Assurant ses arrières, le duo folk/trad montréalais Steve & Ginie Jackson dégourdissent nos oreilles fébriles. Pendant que Ginie gratte minutieusement sa mandoline, Steve l’accompagne, en toute netteté, à la guitare. Une introduction purement instrumentale imbibée de country suivie de quelques compositions originales teintées d’influences irish-punk. La complicité entre les deux est indéniable et, sans être percutantes, leurs voix brisées, mais justes s’agencent naturellement à leurs chansons comme Leaving for today qui est particulièrement accrocheuse.

Leurs inspirations celtiques sont bien marquantes et le chandail de Flogging Molly judicieusement porté par Ginie ne relève pas du hasard. D’ailleurs, ils nous offrent une reprise acoustique d’If I Ever Leave This World Alive du célèbre band punk américain.

Réapprovisionnant nos bedons d’houblonnées, on profite de la pause « bien méritée » pendant que la foule s’impatiente d’entendre ce mystérieux barbu au regard perçant. À 22 heures, la délégation tzigane menée par Caplan nous invite à son campement temporaire et ce, dans la langue de Molière. Cette référence-thématique à la dramaturgie est soigneusement choisie, compte tenu du contexte d’accueil hors du commun qui plait aux spectateurs présents, moi le premier. La débandade klezmer débute à peine que nous sommes subjugués par la prestance du maestro haligonien et ses cinq acolytes. Mis à part notre intrigant charmeur des Maritimes campé derrière son micro et son banjo, Taryn Kawaja lui donne la réplique brillamment en tant que choriste et sporadiquement à l’aide de sa flûte traversière et de son melodica. Jamie Kronick (batterie), Christopher Weatherstone (clarinette et saxophone) et Graham Scott (clavier et accordéon) appuyés par un contrebassiste invité complètent la formation pour l’occasion.

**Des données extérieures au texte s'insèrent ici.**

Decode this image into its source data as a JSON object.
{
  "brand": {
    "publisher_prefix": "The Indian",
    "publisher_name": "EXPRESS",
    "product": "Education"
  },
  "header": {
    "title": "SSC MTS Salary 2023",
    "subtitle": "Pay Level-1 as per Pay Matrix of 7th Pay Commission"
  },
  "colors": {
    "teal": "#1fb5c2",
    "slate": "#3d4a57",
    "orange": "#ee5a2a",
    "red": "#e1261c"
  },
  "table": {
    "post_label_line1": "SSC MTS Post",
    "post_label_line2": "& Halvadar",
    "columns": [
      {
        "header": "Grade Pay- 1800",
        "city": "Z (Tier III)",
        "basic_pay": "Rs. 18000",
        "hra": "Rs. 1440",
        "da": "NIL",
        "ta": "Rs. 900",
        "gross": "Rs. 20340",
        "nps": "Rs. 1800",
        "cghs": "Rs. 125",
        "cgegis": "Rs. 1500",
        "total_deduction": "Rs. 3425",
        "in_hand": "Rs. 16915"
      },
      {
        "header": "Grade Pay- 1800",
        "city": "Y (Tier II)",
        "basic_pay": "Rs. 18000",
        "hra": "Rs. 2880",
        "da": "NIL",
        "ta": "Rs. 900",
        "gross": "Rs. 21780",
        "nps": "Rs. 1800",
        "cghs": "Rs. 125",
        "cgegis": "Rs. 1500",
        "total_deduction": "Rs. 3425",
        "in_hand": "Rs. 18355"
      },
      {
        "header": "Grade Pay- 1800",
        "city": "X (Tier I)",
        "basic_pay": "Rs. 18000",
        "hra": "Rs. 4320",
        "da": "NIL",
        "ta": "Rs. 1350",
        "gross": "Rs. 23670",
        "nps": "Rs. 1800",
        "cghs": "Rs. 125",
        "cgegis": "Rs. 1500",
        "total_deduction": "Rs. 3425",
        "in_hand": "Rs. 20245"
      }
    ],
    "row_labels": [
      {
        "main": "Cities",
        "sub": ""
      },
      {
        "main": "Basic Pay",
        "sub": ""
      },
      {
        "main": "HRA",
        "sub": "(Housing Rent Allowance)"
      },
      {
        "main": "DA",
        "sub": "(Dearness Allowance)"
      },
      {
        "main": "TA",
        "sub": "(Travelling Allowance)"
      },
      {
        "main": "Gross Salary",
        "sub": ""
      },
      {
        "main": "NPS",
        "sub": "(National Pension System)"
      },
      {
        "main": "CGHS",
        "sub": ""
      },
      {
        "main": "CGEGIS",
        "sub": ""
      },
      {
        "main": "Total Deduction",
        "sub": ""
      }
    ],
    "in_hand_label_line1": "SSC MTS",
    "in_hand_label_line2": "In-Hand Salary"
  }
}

Ben Caplan – Photo : Jacques Boivin

Les festivités manouches en début de prestation servent de prémisse à Birds With Broken Wings, pièce éponyme du dernier album. Sur cette dernière, la voix puissante et feutrée de Caplan est mise à l’épreuve alors que la foule répond avec engouement en criant le refrain mélodieux.

Digne d’un personnage de vaudeville, les interventions et gestuelles toujours très loufoques de Caplan ne font qu’ajouter au charisme de ce singulier gaillard.

Yesterday, Montréal was nothing compared to this house, you’re fucking awesome Québec

Suite à cette courte interlude, L’ambiance festive est tamisée par 40 Days & 40 Nights, ballade mi-douce où Caplan impressionne par sa justesse vocale. En ce sens, les sonorités gipsy sont définitivement moins ressenties, laissant place aux contes folkloriques chantés proposés par le collectif. Il renchérit alors avec Widow Bride, nouveau morceau de sa future galette qui est déjà chantée à tue-tête par la foule de L’Anti. Celle-ci décline l’histoire de deux Juives d’Europe de l’Est expatriées en Nouvelle-Écosse. Je vous laisse lire mais surtout entendre par vous-même.

Entre solo de clarinette piano à quatre mains, cette prestation remarquable mérite d’être vécue par tout amateur du genre. Le groupe était visiblement reconnaissant devant la réponse du public tout aussi conquis. Il sera assurément de retour dans les prochaines années, je vous le garantis ou argent remis!